"I believe that love is an action, not an emotion"
"a person who is perfectly suited to another in temperament"
"someone who you can connect with in all aspects of life"
"somebody who may be serious but able to stand someone who jokes"
I was on Bg(baby-gaga) and they was discussing true love. I was wondering about this because they was like they still feel butterflies and get goosebumps everytime they think of there SO after 5 years and such. And after a long ass time with him, I still feel it and want to cry because how much I love him. Even the rough times and the child we conceived, I loved him more than the first time I seem him. And throughout all this, I yet want to say fuck him because he put me through so much, more than I imagine. Nobody will never understand until they experience love so much, that it hurts. Sometimes loving him hurts so bad, that crying with him seem like the only way to show emotion. But after all this at the end of the day, It's him I want to be with.
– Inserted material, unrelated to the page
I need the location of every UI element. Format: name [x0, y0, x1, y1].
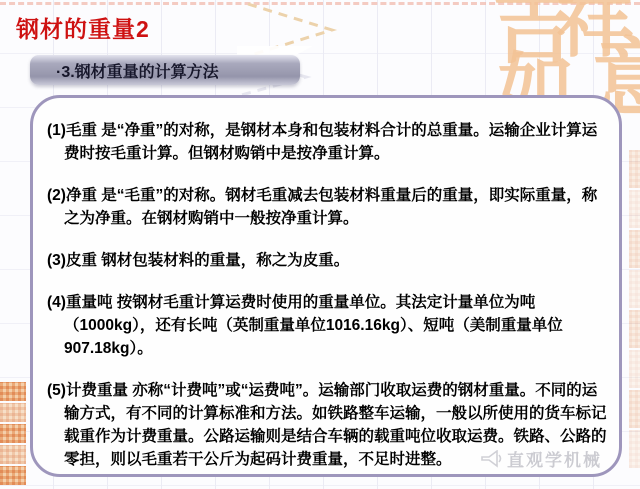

Not nobody else beside him and I dead feel like calling him and cursing him the fuck out because I'm crying about a stupid fucking song. I still feel the goosebumps and I still feels the chills. I still feel the way he kiss me, I still feel his tears. I feel every little thing and every word he say, my poems are always about him, I still feel this way. Im still crazy in love with this fucking person that I can't stand but it's bizarre because I'm still crazy in love with a person who is the only one for me.